I should also mention that after each event, all 4 teams walked to the middle of the field for pictures and the award ceremony.  "Awards" were plastic-wrapped arrangements of snacks.  Bags of chicken flavored peanuts.  Spicy chili flavored dried fish floss.  Lays potato chips.  1st and 2nd place teams also got bags of small brightly colored stuffed animals.

Finally, I was grabbed and shoved again to the front of a line to run a race where I had to roll a bike tire and push it with a stick like it was 1717.  We did win that one, fortunately.  The last competition was the tug-o-war.  I thought this one was in the bag because we had the most men on our team, but when we got to the rope, we were told that only two guys could pull.  So it was me and the PE teacher, who is a big, strong, and young dude.  Again I felt confident.  We won (barely) against the first team but lost to the winner of the next heat.  Oh well.  At the end of the competition, we took first place overall, but we weren't finished yet.  The day wouldn't be over until we gather together, probably 300 teachers strong, and help hands while singing some Thai song that sounded exactly like Ol Lang Syne.  More speeches, a lot more photos, many more awards being handed out, some more dancing, another speech, and then lunch!
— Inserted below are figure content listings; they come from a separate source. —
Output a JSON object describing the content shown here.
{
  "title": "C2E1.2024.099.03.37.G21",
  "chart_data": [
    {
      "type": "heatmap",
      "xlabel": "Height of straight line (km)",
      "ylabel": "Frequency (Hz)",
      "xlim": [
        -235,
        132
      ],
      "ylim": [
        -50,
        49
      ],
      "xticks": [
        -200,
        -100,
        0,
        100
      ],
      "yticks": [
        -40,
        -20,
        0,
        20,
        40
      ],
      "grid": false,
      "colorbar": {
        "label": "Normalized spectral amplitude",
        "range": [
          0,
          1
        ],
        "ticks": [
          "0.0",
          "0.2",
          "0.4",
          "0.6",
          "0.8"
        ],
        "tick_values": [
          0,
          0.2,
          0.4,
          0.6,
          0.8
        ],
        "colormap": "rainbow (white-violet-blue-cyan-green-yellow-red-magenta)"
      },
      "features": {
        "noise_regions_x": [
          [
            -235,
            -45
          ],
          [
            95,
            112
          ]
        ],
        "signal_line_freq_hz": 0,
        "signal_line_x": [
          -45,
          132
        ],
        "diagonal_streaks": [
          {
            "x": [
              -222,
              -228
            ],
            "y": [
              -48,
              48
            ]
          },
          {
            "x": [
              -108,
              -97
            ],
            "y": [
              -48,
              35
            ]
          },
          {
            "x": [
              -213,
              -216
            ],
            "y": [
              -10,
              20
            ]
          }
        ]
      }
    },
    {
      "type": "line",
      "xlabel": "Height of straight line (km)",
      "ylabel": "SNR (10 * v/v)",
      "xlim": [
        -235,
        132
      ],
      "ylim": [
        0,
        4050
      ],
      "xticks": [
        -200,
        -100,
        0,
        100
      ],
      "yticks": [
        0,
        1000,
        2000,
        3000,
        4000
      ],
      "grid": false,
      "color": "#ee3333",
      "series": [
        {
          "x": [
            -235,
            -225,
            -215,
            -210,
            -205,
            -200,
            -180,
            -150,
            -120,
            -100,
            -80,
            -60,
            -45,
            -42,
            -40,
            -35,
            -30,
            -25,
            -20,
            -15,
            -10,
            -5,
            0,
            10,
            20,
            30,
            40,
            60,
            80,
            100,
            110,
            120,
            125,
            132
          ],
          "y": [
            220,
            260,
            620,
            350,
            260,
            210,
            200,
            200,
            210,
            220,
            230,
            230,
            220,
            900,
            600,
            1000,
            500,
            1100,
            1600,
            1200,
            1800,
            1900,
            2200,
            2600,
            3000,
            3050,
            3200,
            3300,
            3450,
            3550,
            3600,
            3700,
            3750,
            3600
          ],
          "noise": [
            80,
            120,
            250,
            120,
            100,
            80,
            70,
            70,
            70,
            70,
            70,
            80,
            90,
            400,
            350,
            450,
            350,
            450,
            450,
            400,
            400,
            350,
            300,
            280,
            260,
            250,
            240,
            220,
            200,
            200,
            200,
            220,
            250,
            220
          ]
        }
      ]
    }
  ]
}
We ate quickly because we still had a bunch of things to do in town and had plans for later in the afternoon (which was so cool it will be a separate blog post).  But when we got in the car to leave, we discovered the battery was dead.  I had left the lights on, and with the stripped down go cart we have, there is no alarm to tell you that the lights are on.  Fortunately, one of the teachers at our school had a set of jumper cables and was able to quickly pull up to our car parked on a busy street, and give us a jump.  We were on our way in 10 minutes.  Maybe it was a fitting end to a bizarre morning.  And it was only 12:00 PM!!!  What would happen later was almost as strange and a lot of fun.